História sempre foi minha matéria favorita na escola e, até o presente momento, flerto a possibilidade de uma futura graduação na área. Então, quando me deparei com este enigmático título da provável existência de um viking de pele negra, tendo sido um dos maiores heróis nórdicos, fiquei intrigada e curiosa o bastante para mergulhar em sua leitura. Contudo, já lhes deixo um aviso repassado pelo próprio autor – embora o mesmo tenha usado outras palavras – de que esta obra não é de todo 100% fidedigna, mas sim um compêndio formado por anos de pesquisa onde relatos de testemunhas nem sempre confiáveis, fatos históricos incompletos e grande parte do imaginário do próprio escritor que é descendente em trigésimo grau do dito “viking negro”.
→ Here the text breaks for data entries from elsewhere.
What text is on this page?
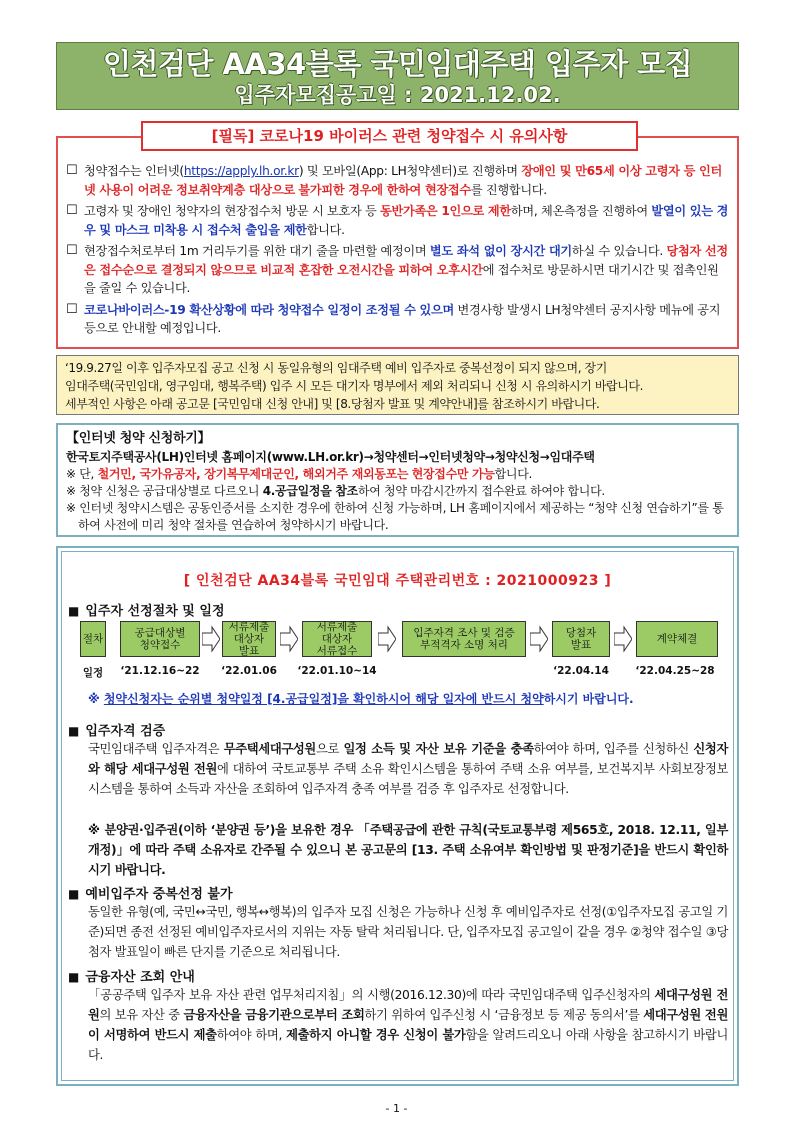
인천검단 AA34블록 국민임대주택 입주자 모집
입주자모집공고일 : 2021.12.02.
☐ 청약접수는 인터넷(https://apply.lh.or.kr) 및 모바일(App: LH청약센터)로 진행하며 장애인 및 만65세 이상 고령자 등 인터넷 사용이 어려운 정보취약계층 대상으로 불가피한 경우에 한하여 현장접수를 진행합니다.
☐ 고령자 및 장애인 청약자의 현장접수처 방문 시 보호자 등 동반가족은 1인으로 제한하며, 체온측정을 진행하여 발열이 있는 경우 및 마스크 미착용 시 접수처 출입을 제한합니다.
☐ 현장접수처로부터 1m 거리두기를 위한 대기 줄을 마련할 예정이며 별도 좌석 없이 장시간 대기하실 수 있습니다. 당첨자 선정은 접수순으로 결정되지 않으므로 비교적 혼잡한 오전시간을 피하여 오후시간에 접수처로 방문하시면 대기시간 및 접촉인원을 줄일 수 있습니다.
☐ 코로나바이러스-19 확산상황에 따라 청약접수 일정이 조정될 수 있으며 변경사항 발생시 LH청약센터 공지사항 메뉴에 공지 등으로 안내할 예정입니다.
[필독] 코로나19 바이러스 관련 청약접수 시 유의사항
‘19.9.27일 이후 입주자모집 공고 신청 시 동일유형의 임대주택 예비 입주자로 중복선정이 되지 않으며, 장기
임대주택(국민임대, 영구임대, 행복주택) 입주 시 모든 대기자 명부에서 제외 처리되니 신청 시 유의하시기 바랍니다.
세부적인 사항은 아래 공고문 [국민임대 신청 안내] 및 [8.당첨자 발표 및 계약안내]를 참조하시기 바랍니다.
【인터넷 청약 신청하기】
한국토지주택공사(LH)인터넷 홈페이지(www.LH.or.kr)→청약센터→인터넷청약→청약신청→임대주택
※ 단, 철거민, 국가유공자, 장기복무제대군인, 해외거주 재외동포는 현장접수만 가능합니다.
※ 청약 신청은 공급대상별로 다르오니 4.공급일정을 참조하여 청약 마감시간까지 접수완료 하여야 합니다.
※ 인터넷 청약시스템은 공동인증서를 소지한 경우에 한하여 신청 가능하며, LH 홈페이지에서 제공하는 “청약 신청 연습하기”를 통하여 사전에 미리 청약 절차를 연습하여 청약하시기 바랍니다.
[ 인천검단 AA34블록 국민임대 주택관리번호 : 2021000923 ]
■ 입주자 선정절차 및 일정
절차
일정
공급대상별
청약접수
‘21.12.16~22
서류제출
대상자
발표
‘22.01.06
서류제출
대상자
서류접수
‘22.01.10~14
입주자격 조사 및 검증
부적격자 소명 처리
당첨자
발표
‘22.04.14
계약체결
‘22.04.25~28
※ 청약신청자는 순위별 청약일정 [4.공급일정]을 확인하시어 해당 일자에 반드시 청약하시기 바랍니다.
■ 입주자격 검증
국민임대주택 입주자격은 무주택세대구성원으로 일정 소득 및 자산 보유 기준을 충족하여야 하며, 입주를 신청하신 신청자와 해당 세대구성원 전원에 대하여 국토교통부 주택 소유 확인시스템을 통하여 주택 소유 여부를, 보건복지부 사회보장정보시스템을 통하여 소득과 자산을 조회하여 입주자격 충족 여부를 검증 후 입주자로 선정합니다.
※ 분양권·입주권(이하 ‘분양권 등’)을 보유한 경우 「주택공급에 관한 규칙(국토교통부령 제565호, 2018. 12.11, 일부개정)」에 따라 주택 소유자로 간주될 수 있으니 본 공고문의 [13. 주택 소유여부 확인방법 및 판정기준]을 반드시 확인하시기 바랍니다.
■ 예비입주자 중복선정 불가
동일한 유형(예, 국민↔국민, 행복↔행복)의 입주자 모집 신청은 가능하나 신청 후 예비입주자로 선정(①입주자모집 공고일 기준)되면 종전 선정된 예비입주자로서의 지위는 자동 탈락 처리됩니다. 단, 입주자모집 공고일이 같을 경우 ②청약 접수일 ③당첨자 발표일이 빠른 단지를 기준으로 처리됩니다.
■ 금융자산 조회 안내
「공공주택 입주자 보유 자산 관련 업무처리지침」의 시행(2016.12.30)에 따라 국민임대주택 입주신청자의 세대구성원 전원의 보유 자산 중 금융자산을 금융기관으로부터 조회하기 위하여 입주신청 시 ‘금융정보 등 제공 동의서’를 세대구성원 전원이 서명하여 반드시 제출하여야 하며, 제출하지 아니할 경우 신청이 불가함을 알려드리오니 아래 사항을 참고하시기 바랍니다.
- 1 -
Por que lhes falo entre aspas? Veja bem, ele era visto como negro para as pessoas da época, mas não para os padrões atuais. Em minhas próprias pesquisas, ainda no início da minha leitura de O Viking Negro, me deparei com um artigo traduzido da historiadora Maria Kvilhaug confirmando que, sim, Geirmund (Heljarskinn) Pele-Negra, que viveu entre 850 e 950 dC, possuía a pele mais escura que a de seus conterrâneos vikings, contudo, ele não era afrodescendente visto que sua mãe era siberiana, descendida dos mongóis que possuíam cabelos negros e pele escura, e seu pai um autêntico homem nórdico – branco de cabelos claros.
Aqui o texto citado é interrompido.